For its part, FEMA said it can only provide funds for rebuilding state-owned or state-controlled infrastructure that was damaged by the hurricanes --for example, damaged hospital beds, but not additional beds -- and by law, can only provide reimbursement rather than upfront payment.

Moreover, applicants for aid must petition the state of Louisiana, which first must approve the building contracts and invoices before sending the application on to FEMA, James McIntyre, a spokesman for FEMA, told UPI.

"If you just sit down and do the work, it can get done," he said. "If you work through the process, it goes fairly quickly." FEMA picks up 90 percent of the tab for rebuilding efforts, while the state pays the balance, he said.

Dept. of Health and Human Services officials told UPI that a major problem that effectively ties that agency's hands is the way current federal regulations are set up, so that once a disaster passes out of the immediate-aftermath "response" phase and into the "recovery" phase, the primary responsibility for giving aid shifts to the local and state governments.

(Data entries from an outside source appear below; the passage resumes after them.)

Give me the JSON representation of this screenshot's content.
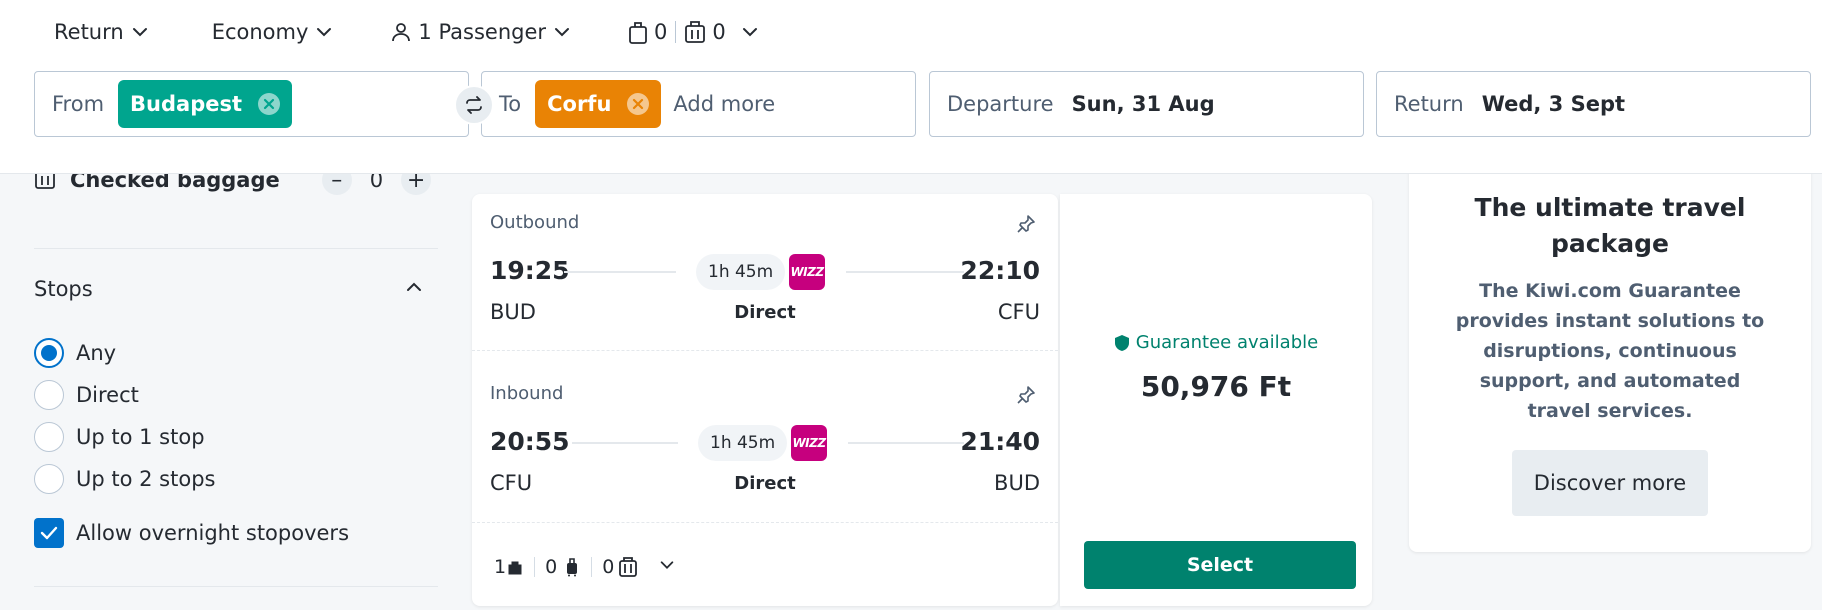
{
  "header": {
    "trip_type": "Return",
    "cabin_class": "Economy",
    "passengers": "1 Passenger",
    "cabin_bags": "0",
    "checked_bags": "0",
    "from_label": "From",
    "from_chip": "Budapest",
    "to_label": "To",
    "to_chip": "Corfu",
    "add_more": "Add more",
    "departure_label": "Departure",
    "departure_value": "Sun, 31 Aug",
    "return_label": "Return",
    "return_value": "Wed, 3 Sept"
  },
  "sidebar": {
    "checked_baggage_label": "Checked baggage",
    "checked_baggage_value": "0",
    "stops_title": "Stops",
    "stop_options": [
      {
        "label": "Any",
        "selected": true
      },
      {
        "label": "Direct",
        "selected": false
      },
      {
        "label": "Up to 1 stop",
        "selected": false
      },
      {
        "label": "Up to 2 stops",
        "selected": false
      }
    ],
    "overnight_label": "Allow overnight stopovers",
    "overnight_checked": true
  },
  "result": {
    "outbound": {
      "label": "Outbound",
      "depart_time": "19:25",
      "arrive_time": "22:10",
      "duration": "1h 45m",
      "from_code": "BUD",
      "to_code": "CFU",
      "stops": "Direct",
      "airline_logo": "WIZZ"
    },
    "inbound": {
      "label": "Inbound",
      "depart_time": "20:55",
      "arrive_time": "21:40",
      "duration": "1h 45m",
      "from_code": "CFU",
      "to_code": "BUD",
      "stops": "Direct",
      "airline_logo": "WIZZ"
    },
    "bags": {
      "personal": "1",
      "cabin": "0",
      "checked": "0"
    },
    "guarantee": "Guarantee available",
    "price": "50,976 Ft",
    "select_label": "Select"
  },
  "promo": {
    "title": "The ultimate travel package",
    "body": "The Kiwi.com Guarantee provides instant solutions to disruptions, continuous support, and automated travel services.",
    "button": "Discover more"
  },
  "colors": {
    "primary_green": "#00826e",
    "chip_green": "#00a58e",
    "chip_orange": "#e98305",
    "radio_blue": "#0172cb",
    "wizz_magenta": "#c6007e"
  }
}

"The basic authorities don't exist for the federal government to intervene (beyond the response phase), at least in our department, they don't," Rear Admiral Craig Vanderwagen, HHS's assistant secretary of public health emergency preparedness told UPI. "There isn't any specific authority for us to expand manpower in emergency rooms or hospitals."

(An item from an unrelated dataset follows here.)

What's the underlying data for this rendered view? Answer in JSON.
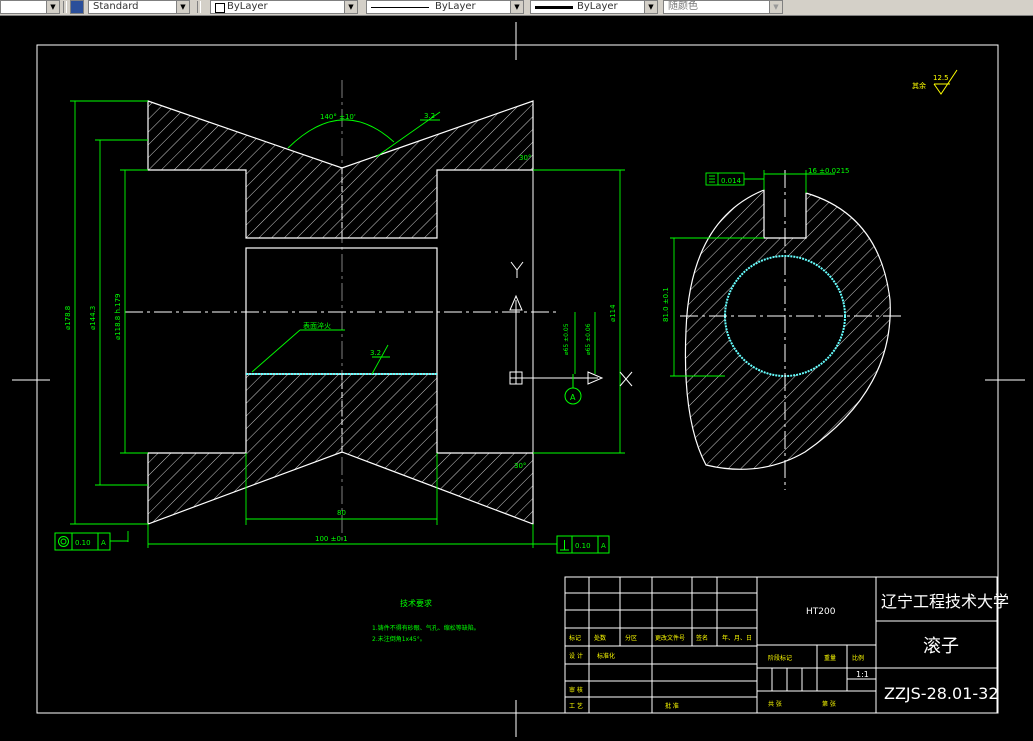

He added, "Secondly, should the federal government intervene where local and state folks are going to have deal with the realities of that environment?"

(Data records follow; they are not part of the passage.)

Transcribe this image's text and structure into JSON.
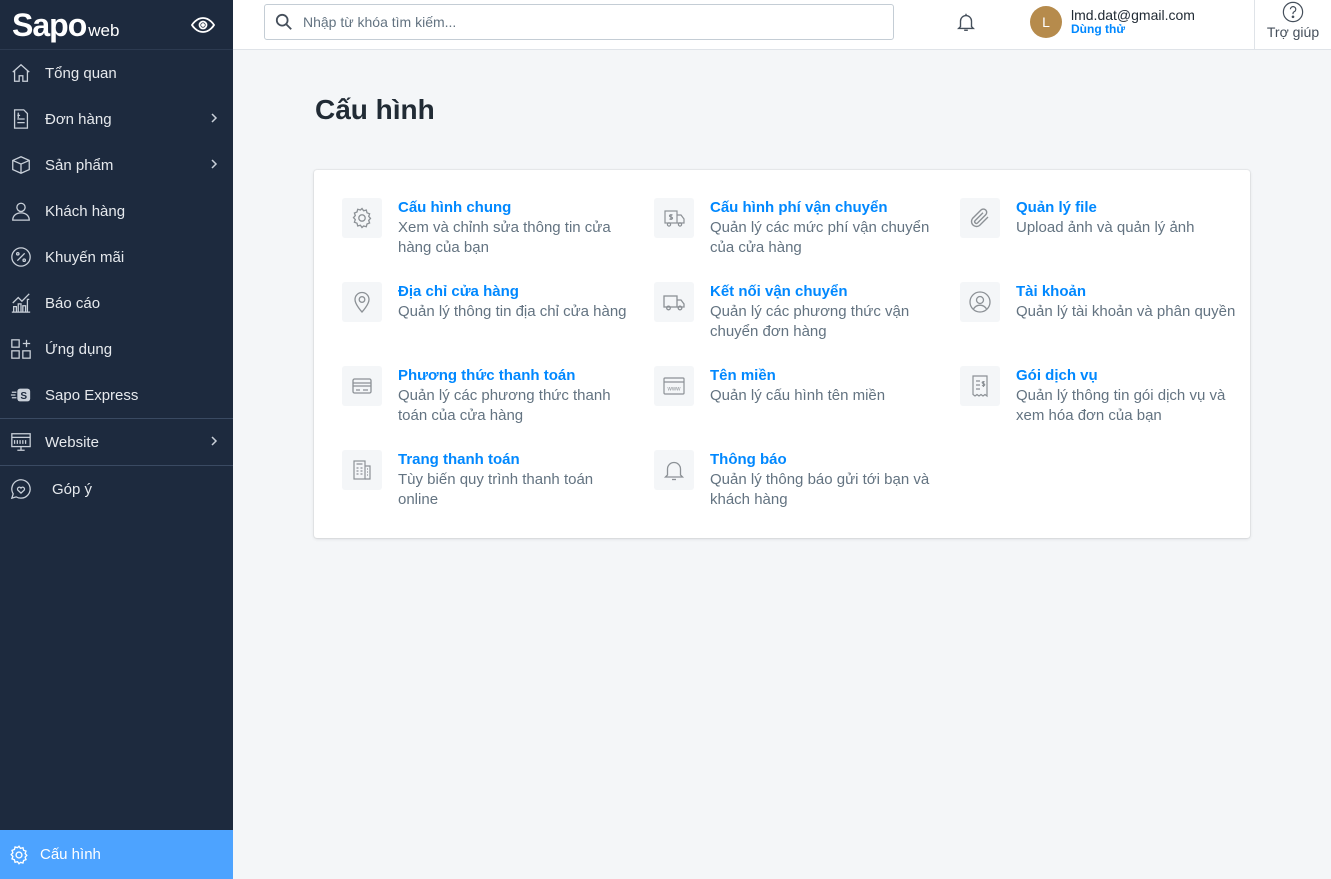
{
  "brand": {
    "logo_main": "Sapo",
    "logo_sub": "web"
  },
  "sidebar": {
    "items": [
      {
        "label": "Tổng quan",
        "icon": "home-icon"
      },
      {
        "label": "Đơn hàng",
        "icon": "order-icon"
      },
      {
        "label": "Sản phẩm",
        "icon": "box-icon"
      },
      {
        "label": "Khách hàng",
        "icon": "user-icon"
      },
      {
        "label": "Khuyến mãi",
        "icon": "percent-icon"
      },
      {
        "label": "Báo cáo",
        "icon": "chart-icon"
      },
      {
        "label": "Ứng dụng",
        "icon": "apps-icon"
      },
      {
        "label": "Sapo Express",
        "icon": "sapo-express-icon"
      },
      {
        "label": "Website",
        "icon": "website-icon"
      },
      {
        "label": "Góp ý",
        "icon": "feedback-icon"
      }
    ],
    "active": {
      "label": "Cấu hình",
      "icon": "gear-icon"
    }
  },
  "topbar": {
    "search_placeholder": "Nhập từ khóa tìm kiếm...",
    "user_initial": "L",
    "user_email": "lmd.dat@gmail.com",
    "user_plan": "Dùng thử",
    "help_label": "Trợ giúp"
  },
  "page": {
    "title": "Cấu hình"
  },
  "settings": [
    {
      "title": "Cấu hình chung",
      "desc": "Xem và chỉnh sửa thông tin cửa hàng của bạn",
      "icon": "gear-icon"
    },
    {
      "title": "Cấu hình phí vận chuyển",
      "desc": "Quản lý các mức phí vận chuyển của cửa hàng",
      "icon": "shipping-fee-icon"
    },
    {
      "title": "Quản lý file",
      "desc": "Upload ảnh và quản lý ảnh",
      "icon": "paperclip-icon"
    },
    {
      "title": "Địa chỉ cửa hàng",
      "desc": "Quản lý thông tin địa chỉ cửa hàng",
      "icon": "location-pin-icon"
    },
    {
      "title": "Kết nối vận chuyển",
      "desc": "Quản lý các phương thức vận chuyển đơn hàng",
      "icon": "truck-icon"
    },
    {
      "title": "Tài khoản",
      "desc": "Quản lý tài khoản và phân quyền",
      "icon": "account-icon"
    },
    {
      "title": "Phương thức thanh toán",
      "desc": "Quản lý các phương thức thanh toán của cửa hàng",
      "icon": "credit-card-icon"
    },
    {
      "title": "Tên miền",
      "desc": "Quản lý cấu hình tên miền",
      "icon": "www-icon"
    },
    {
      "title": "Gói dịch vụ",
      "desc": "Quản lý thông tin gói dịch vụ và xem hóa đơn của bạn",
      "icon": "receipt-icon"
    },
    {
      "title": "Trang thanh toán",
      "desc": "Tùy biến quy trình thanh toán online",
      "icon": "checkout-page-icon"
    },
    {
      "title": "Thông báo",
      "desc": "Quản lý thông báo gửi tới bạn và khách hàng",
      "icon": "bell-icon"
    }
  ],
  "colors": {
    "sidebar_bg": "#1d2a3e",
    "accent": "#0088ff",
    "active_bg": "#4da3ff"
  }
}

But since Katrina's aftermath moved into the recovery realm, HHS has played a secondary role, Vanderwagen noted.

"There is a Gulf Coast recovery authority identified for the events of the last year, and they do have some funding and authority for recovery activities. We provided advocacy to them about what the ongoing health issues are, including the manpower shortages and the facility capabilities that are deficient.

However, he added that rebuilding the Gulf-region health system should involve treating not just the immediate symptoms, but the underlying problem.

"I don't know that the solution is to just throw up more beds in the ER as much as I think they need to invest more directly in ambulatory and primary care and take the pressure off the ER."

Vanderwagen said that the response phase following the storm was as unique as the magnitude of Katrina itself -- extending months instead of weeks -- adding that HHS officials did a lot to prop up the area's frayed healthcare system until February of this year.

"(The agency supplied to the region) nurses, pharmacists, environmental health officers, physicians, dentists, and hospital and clinic administrators. I had in my command down there in October and November 1,300 (personnel)from HHS plus 1,200 federalized civilians (and) close to a couple of thousand emergency room-type folks," he said.

But one year out from the hurricane's devastation, "I don't think it's a lack of dialogue, discussion and analysis of what the problems are, Vanderwagen added. "It's finding the legal means to utilize federal funds to address the issues that have been raised."

HHS chief Michael Leavitt this week traveled to the Gulf region to discuss with local officials long-range solutions to the area's healthcare challenges, he said.

But the federal agencies' role in the emergency care system's agonizingly slow road back is only one piece of the puzzle.

Along with a major chunk of New Orlean's healthcare infrastructure, Hurricane Katrina seems to have taken with it the region's political will and leadership, Charity Hospital's Aiken told UPI. "We feel the plans for (rebuilding) are already there, but we don't have leadership," he said. "We just keep going from one task force to another. The next step is to take the plans, put money into them and decide how to move on. It's not rocket science."

And there's no time to lose, ACEP's Blum noted. "When the ER is over capacity and closes down, it closes for everybody," he said.